待つ(・・)というより、私がレオ様のことを好きだと気付いたのはつい最近のお話ですから。むしろ私たちはこれから、という気持ちです。

 あれ、そういえば私。結局レオ様に直接ハッキリと好きって言ったっけ……?


「リンゼイ、私レオ様にちゃんと好きだって伝えたこともないわ。それなのに、レオ様は私を待ってくれているってことかしら」
「まあ……殿下の方もすごいわね。
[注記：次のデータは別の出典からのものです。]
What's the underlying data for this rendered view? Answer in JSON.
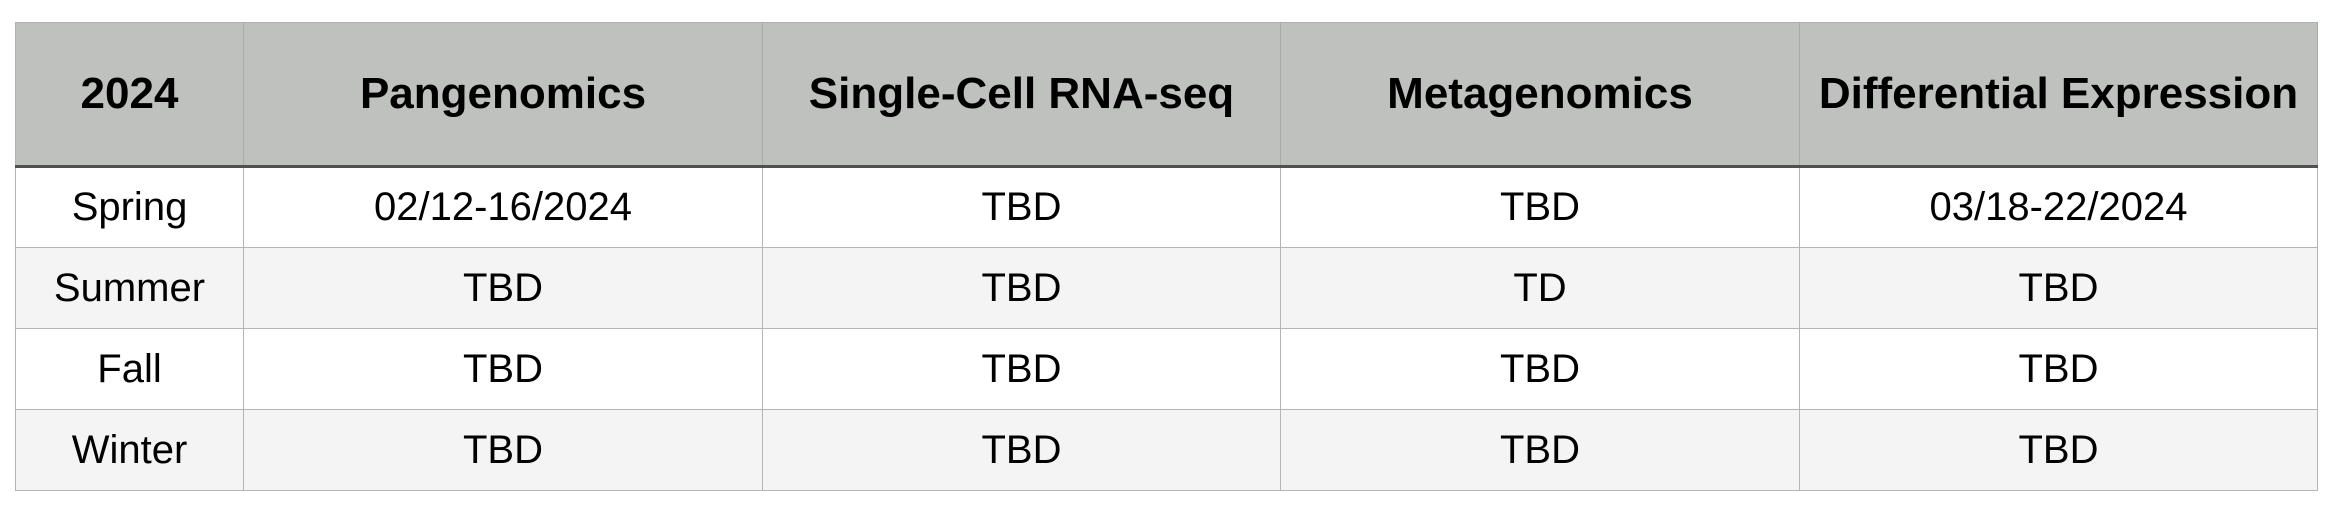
{
  "table": {
    "headers": [
      "2024",
      "Pangenomics",
      "Single-Cell RNA-seq",
      "Metagenomics",
      "Differential Expression"
    ],
    "rows": [
      [
        "Spring",
        "02/12-16/2024",
        "TBD",
        "TBD",
        "03/18-22/2024"
      ],
      [
        "Summer",
        "TBD",
        "TBD",
        "TD",
        "TBD"
      ],
      [
        "Fall",
        "TBD",
        "TBD",
        "TBD",
        "TBD"
      ],
      [
        "Winter",
        "TBD",
        "TBD",
        "TBD",
        "TBD"
      ]
    ]
  },
  "colors": {
    "header_background": "#bfc1bf",
    "alternate_row_background": "#f4f4f4",
    "header_rule": "#505050",
    "grid_lines": "#b4b4b4"
  }
}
早く伝えれば? 男の人って、女の人以上に待つのは大変なんじゃないかしら」
「なぜ男の人は大変なの?」


 だって……と言いながら、リンゼイが私に耳打ちします。
 うんうん。えっ、えぇっ、そんな……! いやぁっ! リンゼイそんなこと言うのやめてーっ!!


「レオ様はそんな人じゃないわよ!」
「あら、男の人なんてみんなそうなのよ! 今度直接聞いてごらんなさいよ」


 リンゼイったら、何て破廉恥な……! 私の頭の中の思春期少年が暴走しそうよ。レオ様はそんな破廉恥なこと、絶対考えていないんだから!
 リンゼイの言葉に翻弄されたまま授業を終えて自邸に戻ります。しかし今日という一日は、こんなものでは終わりませんでした。


「コレット、今日からうちで働くことになった、あなたの新しい侍女ですよ」


 帰るなりお母さまに呼ばれて紹介されたのは、新しい侍女。